Quick Review – I’M DYING UP HERE! Book by William Knoedelseder

This is a fantastic read if you are a Wannabe comic or even if you’re just a stand-up comedy fan like me.

This non-fiction book follows the rise of comics such as Jay Leno, David Letterman, Richard Lewis, Elayne Boosler, Andy Kaufman, Tim Dreesdon, Richard Pryor, Robin Williams and more. This book is a great read for Wannabes of all kinds as it recalls the days when Jay Leno slept on the back steps of a comedy club and many comics survived on less than one full meal a day.

I eagerly snatched up the book as I love to read biographies of people I admire and this book promised to deliver the goods about numerous well-known comics. The biggest surprise of this book is that it reads like a suspense novel. It chronicles the rise of the aforementioned comics at the Comedy Store in Los Angeles, which was owned by Mitzi Shore (mother of Pauly….). Mitzi had a strict “no-pay” policy for the performers as she considered the comedy club a kind of training ground / comedy workshop for green performers to hone their craft. Even after the club became a huge success and Shore implemented hefty cover charges, she still refused even the meager $5 the comics requested for gas money and breakfast (this being the 70s, I guess 5 bucks was sufficient for all that). The comics organized a boycott and picketed the club, resulting in a painful split between those who thought of Mitzi Shore as the patron saint of new comics and those who felt she was cruel and power-hungry, insisting that she be able to control “her” comics.

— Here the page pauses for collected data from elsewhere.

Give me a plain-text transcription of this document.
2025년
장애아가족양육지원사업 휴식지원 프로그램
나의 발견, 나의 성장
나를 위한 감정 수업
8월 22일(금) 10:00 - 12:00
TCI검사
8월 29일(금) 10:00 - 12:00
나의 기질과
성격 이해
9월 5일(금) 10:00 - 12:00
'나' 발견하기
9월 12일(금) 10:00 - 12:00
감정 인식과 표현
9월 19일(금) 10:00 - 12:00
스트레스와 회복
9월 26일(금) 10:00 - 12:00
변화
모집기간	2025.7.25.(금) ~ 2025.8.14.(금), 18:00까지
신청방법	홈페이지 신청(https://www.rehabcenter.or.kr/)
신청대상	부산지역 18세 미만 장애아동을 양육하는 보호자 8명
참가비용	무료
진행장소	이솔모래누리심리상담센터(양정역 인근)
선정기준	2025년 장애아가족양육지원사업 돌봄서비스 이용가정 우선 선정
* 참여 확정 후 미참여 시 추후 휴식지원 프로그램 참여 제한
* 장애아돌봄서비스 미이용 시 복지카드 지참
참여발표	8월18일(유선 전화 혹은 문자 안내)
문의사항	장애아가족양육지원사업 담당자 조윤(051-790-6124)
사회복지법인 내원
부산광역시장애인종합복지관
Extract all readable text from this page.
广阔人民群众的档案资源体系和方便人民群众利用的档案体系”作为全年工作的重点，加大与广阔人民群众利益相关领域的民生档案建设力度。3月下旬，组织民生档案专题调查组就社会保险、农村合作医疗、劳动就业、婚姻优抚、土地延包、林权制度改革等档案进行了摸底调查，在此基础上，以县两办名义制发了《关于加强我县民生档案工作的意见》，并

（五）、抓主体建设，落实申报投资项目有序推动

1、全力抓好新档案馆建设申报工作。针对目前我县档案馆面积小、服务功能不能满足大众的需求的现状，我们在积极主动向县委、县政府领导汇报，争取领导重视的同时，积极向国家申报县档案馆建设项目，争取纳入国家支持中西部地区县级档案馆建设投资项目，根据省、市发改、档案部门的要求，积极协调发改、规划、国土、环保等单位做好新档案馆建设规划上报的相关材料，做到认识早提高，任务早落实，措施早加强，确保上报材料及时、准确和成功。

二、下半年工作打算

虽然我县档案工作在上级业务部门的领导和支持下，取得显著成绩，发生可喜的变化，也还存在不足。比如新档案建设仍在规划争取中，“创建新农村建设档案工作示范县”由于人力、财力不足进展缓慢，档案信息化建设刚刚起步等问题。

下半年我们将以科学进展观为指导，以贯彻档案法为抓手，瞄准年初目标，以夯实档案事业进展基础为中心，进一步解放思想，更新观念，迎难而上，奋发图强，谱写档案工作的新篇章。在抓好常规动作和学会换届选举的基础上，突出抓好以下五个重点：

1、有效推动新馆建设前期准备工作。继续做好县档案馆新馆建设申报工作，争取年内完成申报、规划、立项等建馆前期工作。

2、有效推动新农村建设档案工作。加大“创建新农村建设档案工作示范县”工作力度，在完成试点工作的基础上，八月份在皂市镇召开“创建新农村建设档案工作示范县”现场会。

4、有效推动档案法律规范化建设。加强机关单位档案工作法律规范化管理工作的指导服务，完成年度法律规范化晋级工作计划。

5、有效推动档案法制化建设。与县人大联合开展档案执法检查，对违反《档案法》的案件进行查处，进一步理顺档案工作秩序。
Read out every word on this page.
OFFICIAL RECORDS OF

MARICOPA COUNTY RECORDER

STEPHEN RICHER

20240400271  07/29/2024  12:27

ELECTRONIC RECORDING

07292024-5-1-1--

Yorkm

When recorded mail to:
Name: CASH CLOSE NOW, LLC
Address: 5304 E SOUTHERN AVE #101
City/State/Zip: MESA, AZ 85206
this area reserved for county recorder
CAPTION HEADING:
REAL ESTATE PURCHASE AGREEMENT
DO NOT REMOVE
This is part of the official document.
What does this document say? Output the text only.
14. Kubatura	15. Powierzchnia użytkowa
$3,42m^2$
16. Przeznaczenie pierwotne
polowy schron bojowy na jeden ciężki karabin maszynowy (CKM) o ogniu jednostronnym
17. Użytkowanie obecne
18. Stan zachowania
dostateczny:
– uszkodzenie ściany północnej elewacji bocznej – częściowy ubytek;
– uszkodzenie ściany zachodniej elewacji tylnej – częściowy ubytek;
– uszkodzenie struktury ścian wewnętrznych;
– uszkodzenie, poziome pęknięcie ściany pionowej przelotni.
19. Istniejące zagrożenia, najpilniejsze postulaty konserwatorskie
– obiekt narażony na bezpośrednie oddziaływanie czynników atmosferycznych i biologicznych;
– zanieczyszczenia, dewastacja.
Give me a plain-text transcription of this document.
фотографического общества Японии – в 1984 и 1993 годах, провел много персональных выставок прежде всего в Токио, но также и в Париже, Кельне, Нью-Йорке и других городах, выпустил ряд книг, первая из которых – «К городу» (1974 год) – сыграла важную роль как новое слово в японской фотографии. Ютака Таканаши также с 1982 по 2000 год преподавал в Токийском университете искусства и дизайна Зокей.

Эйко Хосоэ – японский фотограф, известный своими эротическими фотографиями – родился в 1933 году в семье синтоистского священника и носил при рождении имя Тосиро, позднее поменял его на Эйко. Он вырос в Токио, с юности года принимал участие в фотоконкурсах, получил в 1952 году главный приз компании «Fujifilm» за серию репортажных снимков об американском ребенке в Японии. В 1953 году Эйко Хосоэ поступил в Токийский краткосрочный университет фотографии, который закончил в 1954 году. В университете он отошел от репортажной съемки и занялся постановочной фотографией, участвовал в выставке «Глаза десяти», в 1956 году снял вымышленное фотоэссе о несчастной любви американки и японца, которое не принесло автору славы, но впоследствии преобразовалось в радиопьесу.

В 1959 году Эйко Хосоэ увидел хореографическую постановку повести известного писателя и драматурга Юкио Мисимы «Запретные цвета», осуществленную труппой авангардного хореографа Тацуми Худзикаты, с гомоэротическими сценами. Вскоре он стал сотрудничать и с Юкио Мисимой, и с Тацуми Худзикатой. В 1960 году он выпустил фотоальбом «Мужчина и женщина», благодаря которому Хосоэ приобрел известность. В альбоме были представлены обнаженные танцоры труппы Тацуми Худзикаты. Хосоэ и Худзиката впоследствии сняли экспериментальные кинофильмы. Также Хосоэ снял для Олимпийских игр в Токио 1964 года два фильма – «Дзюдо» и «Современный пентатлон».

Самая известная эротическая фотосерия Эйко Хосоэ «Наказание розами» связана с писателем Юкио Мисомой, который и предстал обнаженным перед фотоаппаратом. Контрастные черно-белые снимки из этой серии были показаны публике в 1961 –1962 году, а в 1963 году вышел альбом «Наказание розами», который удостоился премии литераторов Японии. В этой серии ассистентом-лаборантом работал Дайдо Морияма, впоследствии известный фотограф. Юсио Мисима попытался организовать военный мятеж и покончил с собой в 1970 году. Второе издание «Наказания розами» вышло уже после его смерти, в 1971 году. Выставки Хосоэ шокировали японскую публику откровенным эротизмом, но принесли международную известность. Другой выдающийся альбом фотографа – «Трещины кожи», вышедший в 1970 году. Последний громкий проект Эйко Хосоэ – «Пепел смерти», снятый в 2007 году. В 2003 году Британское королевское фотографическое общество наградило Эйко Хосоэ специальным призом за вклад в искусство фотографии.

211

It also includes the harrowing story of Steve Lubetkin – the tragic story of his life is enough to strike terror in the hearts of any Wannabe. His life shows how thin the line between success and obscurity truly is. His career trajectory was comprised of a lifetime of missed opportunities and very close brushes with success. If something, anything, could have gone his way, his life might have turned out very differently.